Мысли прервал тихий стук в дверь.
– Входите!
– Звали, хозяин? – сказал Доминго.
– Да… завтракать пора!
Он, оказывается, машинально вызвал слугу, да еще и часа на полтора раньше обычного. А раз вызвал, значит, надо попросить завтрак, хоть и рано еще.
«Любовь бодрит и пробуждает аппетит, – продолжал рассуждать Аугусто. – Жить надо, чтобы любить! Да, и любить, чтобы жить!»
– Как погодка, Доминго?
– Как обычно, хозяин.
– Значит, ни плохая, ни хорошая.
– Точно!
Такова была теория слуги, который тоже имел свои теории. Аугусто умылся, причесался, оделся и собрался как человек, имеющий цель в жизни и живущий с удовольствием. Хотя и несколько меланхоличный.

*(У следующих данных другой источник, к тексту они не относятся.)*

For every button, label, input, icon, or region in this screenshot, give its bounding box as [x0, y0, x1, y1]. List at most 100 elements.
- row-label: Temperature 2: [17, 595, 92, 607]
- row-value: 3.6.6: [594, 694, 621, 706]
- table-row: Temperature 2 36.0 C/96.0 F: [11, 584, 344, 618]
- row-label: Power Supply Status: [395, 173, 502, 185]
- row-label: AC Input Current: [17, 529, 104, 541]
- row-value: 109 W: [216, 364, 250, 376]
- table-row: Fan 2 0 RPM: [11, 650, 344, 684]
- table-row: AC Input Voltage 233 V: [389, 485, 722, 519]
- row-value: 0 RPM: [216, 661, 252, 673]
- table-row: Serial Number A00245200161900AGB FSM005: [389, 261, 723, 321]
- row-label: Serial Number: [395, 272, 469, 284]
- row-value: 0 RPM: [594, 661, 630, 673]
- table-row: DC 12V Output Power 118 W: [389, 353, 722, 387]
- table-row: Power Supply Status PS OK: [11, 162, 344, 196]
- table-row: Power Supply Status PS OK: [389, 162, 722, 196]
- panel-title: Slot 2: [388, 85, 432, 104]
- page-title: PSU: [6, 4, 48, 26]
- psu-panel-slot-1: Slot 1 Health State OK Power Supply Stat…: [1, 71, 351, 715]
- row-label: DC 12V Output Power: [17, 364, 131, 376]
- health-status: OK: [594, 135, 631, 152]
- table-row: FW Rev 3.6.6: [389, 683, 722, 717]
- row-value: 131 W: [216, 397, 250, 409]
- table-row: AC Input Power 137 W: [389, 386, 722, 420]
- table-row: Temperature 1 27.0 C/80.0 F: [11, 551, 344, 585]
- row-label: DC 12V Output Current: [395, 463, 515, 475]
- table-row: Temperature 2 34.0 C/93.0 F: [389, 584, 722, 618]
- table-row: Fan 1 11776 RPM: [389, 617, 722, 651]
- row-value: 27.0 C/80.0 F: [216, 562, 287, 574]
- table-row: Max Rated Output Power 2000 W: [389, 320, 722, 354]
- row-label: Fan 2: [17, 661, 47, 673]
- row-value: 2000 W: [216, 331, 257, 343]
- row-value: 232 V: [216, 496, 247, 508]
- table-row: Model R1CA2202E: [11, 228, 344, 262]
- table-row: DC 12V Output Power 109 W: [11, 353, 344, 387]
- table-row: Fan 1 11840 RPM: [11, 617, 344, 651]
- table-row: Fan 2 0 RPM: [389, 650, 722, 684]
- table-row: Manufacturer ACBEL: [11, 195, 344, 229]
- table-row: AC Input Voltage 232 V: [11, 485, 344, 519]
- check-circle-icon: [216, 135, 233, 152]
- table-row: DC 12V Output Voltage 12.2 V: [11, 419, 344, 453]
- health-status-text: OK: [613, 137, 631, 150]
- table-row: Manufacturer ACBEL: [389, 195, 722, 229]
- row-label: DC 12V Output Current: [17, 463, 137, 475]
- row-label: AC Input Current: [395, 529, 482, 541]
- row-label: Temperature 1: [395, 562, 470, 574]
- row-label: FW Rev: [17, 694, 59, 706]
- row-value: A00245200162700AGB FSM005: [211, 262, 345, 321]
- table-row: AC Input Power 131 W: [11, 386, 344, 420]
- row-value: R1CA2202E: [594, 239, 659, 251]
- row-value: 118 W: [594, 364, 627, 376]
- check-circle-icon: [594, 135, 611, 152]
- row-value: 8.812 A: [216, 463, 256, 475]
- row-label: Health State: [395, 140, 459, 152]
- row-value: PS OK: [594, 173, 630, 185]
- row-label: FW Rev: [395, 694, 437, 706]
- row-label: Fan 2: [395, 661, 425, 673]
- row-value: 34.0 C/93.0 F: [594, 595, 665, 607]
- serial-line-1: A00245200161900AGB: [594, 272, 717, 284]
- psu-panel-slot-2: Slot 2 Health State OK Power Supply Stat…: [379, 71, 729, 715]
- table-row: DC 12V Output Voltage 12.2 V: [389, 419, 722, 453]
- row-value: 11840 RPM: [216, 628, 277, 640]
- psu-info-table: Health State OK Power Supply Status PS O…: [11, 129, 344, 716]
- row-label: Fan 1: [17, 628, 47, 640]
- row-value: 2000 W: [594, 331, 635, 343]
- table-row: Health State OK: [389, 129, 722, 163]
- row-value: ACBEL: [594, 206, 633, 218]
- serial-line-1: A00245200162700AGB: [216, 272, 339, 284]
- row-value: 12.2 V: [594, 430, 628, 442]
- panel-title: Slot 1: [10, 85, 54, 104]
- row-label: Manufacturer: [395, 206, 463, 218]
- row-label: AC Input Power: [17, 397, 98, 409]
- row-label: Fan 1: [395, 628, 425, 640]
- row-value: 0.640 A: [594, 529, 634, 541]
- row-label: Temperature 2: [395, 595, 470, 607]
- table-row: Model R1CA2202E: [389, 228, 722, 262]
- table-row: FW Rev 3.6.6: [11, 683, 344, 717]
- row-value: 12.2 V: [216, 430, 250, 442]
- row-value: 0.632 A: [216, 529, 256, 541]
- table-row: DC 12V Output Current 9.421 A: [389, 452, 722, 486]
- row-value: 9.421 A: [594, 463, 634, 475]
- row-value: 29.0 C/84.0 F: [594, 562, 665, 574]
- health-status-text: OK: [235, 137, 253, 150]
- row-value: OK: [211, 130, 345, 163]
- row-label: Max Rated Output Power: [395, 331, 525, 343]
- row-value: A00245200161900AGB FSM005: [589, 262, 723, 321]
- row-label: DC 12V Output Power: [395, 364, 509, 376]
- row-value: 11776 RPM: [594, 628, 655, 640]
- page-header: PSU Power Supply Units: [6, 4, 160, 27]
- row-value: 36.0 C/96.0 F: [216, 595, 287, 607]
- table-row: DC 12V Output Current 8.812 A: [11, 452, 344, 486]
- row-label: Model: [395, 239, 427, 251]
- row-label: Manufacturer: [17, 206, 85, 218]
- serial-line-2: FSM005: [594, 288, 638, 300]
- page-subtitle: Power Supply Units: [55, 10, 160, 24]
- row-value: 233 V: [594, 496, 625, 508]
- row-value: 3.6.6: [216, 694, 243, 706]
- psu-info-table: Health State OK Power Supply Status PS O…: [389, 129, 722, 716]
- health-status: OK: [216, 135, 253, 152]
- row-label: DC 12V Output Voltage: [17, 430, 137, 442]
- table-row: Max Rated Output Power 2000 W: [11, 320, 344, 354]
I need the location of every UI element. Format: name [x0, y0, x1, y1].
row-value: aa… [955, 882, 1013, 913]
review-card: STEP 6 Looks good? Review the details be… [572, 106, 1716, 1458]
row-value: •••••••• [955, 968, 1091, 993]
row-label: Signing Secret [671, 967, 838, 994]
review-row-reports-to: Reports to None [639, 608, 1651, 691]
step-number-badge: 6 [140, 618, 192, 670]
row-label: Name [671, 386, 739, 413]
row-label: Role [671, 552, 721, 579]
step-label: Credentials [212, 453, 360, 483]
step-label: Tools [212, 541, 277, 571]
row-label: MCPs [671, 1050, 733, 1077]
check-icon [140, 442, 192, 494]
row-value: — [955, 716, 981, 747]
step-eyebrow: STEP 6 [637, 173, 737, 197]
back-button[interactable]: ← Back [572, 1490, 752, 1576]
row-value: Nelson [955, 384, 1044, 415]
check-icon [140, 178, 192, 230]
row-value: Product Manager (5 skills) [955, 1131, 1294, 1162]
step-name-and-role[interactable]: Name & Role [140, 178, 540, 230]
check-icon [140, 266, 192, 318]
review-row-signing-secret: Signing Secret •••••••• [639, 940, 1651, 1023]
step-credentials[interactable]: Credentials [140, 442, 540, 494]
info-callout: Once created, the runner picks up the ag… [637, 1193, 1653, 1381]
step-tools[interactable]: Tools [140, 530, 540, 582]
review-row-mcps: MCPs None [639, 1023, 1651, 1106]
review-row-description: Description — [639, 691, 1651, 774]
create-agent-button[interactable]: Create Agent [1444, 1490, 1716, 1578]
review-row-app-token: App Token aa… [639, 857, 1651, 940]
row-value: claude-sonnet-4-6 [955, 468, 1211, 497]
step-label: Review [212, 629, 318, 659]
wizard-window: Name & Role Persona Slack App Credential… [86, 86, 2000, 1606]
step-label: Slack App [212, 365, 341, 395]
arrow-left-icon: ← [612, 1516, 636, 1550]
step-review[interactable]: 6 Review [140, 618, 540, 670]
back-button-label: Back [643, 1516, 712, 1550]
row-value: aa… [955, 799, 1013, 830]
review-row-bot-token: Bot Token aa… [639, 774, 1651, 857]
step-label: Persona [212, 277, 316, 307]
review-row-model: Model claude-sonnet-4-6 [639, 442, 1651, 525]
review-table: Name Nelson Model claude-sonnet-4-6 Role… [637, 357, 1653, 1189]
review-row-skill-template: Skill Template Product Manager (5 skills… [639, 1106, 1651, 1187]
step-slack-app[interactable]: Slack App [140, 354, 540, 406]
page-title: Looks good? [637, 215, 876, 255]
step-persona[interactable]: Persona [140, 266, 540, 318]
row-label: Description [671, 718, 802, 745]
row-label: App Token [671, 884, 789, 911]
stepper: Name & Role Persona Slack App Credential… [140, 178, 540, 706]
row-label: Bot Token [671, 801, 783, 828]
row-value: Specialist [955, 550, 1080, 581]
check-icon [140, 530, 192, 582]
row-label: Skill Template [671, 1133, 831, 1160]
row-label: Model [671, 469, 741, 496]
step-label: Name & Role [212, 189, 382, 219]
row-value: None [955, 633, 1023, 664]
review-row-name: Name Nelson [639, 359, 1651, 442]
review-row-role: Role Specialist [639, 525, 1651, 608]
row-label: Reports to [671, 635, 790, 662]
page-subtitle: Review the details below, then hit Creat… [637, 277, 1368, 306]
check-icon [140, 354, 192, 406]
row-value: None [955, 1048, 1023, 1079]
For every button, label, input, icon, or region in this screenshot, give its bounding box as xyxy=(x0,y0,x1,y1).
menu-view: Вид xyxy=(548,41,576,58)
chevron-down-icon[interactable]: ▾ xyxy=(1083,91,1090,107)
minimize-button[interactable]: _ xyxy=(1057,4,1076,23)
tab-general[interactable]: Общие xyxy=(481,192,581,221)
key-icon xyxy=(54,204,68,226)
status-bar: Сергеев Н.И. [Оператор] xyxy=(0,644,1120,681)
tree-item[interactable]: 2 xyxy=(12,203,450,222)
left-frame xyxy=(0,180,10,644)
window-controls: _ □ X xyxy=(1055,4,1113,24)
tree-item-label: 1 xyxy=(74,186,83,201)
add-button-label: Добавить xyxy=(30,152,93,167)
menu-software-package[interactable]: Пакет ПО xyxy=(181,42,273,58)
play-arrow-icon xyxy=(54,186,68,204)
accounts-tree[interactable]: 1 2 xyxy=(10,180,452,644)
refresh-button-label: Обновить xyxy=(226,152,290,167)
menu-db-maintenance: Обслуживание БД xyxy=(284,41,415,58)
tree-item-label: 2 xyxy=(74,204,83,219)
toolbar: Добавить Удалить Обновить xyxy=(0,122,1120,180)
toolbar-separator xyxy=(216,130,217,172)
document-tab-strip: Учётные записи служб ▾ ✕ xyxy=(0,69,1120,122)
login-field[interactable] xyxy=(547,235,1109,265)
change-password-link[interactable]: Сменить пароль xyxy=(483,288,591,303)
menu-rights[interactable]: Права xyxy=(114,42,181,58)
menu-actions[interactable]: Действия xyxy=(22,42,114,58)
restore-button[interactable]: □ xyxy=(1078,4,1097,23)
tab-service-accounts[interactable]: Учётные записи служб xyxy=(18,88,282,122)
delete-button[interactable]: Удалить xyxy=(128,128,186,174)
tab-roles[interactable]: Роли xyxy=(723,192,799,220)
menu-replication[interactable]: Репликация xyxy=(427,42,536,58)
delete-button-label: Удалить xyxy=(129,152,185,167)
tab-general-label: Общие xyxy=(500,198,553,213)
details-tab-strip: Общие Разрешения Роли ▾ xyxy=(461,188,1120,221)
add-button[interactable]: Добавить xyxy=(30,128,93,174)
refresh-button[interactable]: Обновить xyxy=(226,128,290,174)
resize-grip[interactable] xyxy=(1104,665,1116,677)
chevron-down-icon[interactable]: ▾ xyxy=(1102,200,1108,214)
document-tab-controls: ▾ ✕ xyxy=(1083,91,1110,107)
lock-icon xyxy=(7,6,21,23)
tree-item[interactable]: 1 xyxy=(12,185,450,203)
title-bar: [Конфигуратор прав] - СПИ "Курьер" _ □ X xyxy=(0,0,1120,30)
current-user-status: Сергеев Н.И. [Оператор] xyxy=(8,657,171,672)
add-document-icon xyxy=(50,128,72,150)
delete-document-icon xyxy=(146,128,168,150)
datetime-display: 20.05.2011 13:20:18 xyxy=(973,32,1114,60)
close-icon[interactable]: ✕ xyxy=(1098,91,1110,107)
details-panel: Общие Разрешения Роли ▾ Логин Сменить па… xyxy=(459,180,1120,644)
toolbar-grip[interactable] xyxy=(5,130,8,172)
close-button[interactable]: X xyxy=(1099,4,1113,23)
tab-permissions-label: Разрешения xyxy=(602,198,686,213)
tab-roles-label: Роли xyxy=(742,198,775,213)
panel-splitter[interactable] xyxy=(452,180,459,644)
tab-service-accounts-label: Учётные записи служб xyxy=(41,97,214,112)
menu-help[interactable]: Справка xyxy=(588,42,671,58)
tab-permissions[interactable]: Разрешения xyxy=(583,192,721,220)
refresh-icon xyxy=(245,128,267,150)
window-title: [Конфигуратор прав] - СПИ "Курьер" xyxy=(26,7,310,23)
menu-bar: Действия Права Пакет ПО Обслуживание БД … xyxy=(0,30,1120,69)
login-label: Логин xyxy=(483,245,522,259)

Он выскочил на улицу, и его сердце тут же тревожно забилось. «Тише, – сказал он себе, – я ее уже видел, я знал ее с давних пор; да, ее образ врезан мне в душу… Матушка, помоги мне!» И когда Эухения прошла мимо, едва с ним разминувшись, Аугусто поприветствовал ее скорее взглядом, чем шляпой.
Он чуть было не развернулся и не кинулся вслед за ней, однако здравый смысл победил. Кроме того, он намерен был переговорить с привратницей.
«Это она, да, это она. Это она, та самая, та, которую я искал годами, сам того не сознавая; это та, что искала меня. Мы предназначены друг другу в предустановленной гармонии; мы две взаимодополняющие монады. Семья – воистину ячейка общества, а я всего лишь молекула. Как поэтична наука, бог мой! Мама, матушка, там, на небе, услышь меня, наставь! Эухения, Эухения моя!»
Он огляделся, не смотрит ли кто на него, спохватившись, что обнимает пустоту. И сказал себе: «Любовь – это экстаз. Она выводит нас за пределы».
К реальности – а реальности ли? – его вернула улыбка Маргариты.
– Ну что, никаких вестей? – спросил Аугусто.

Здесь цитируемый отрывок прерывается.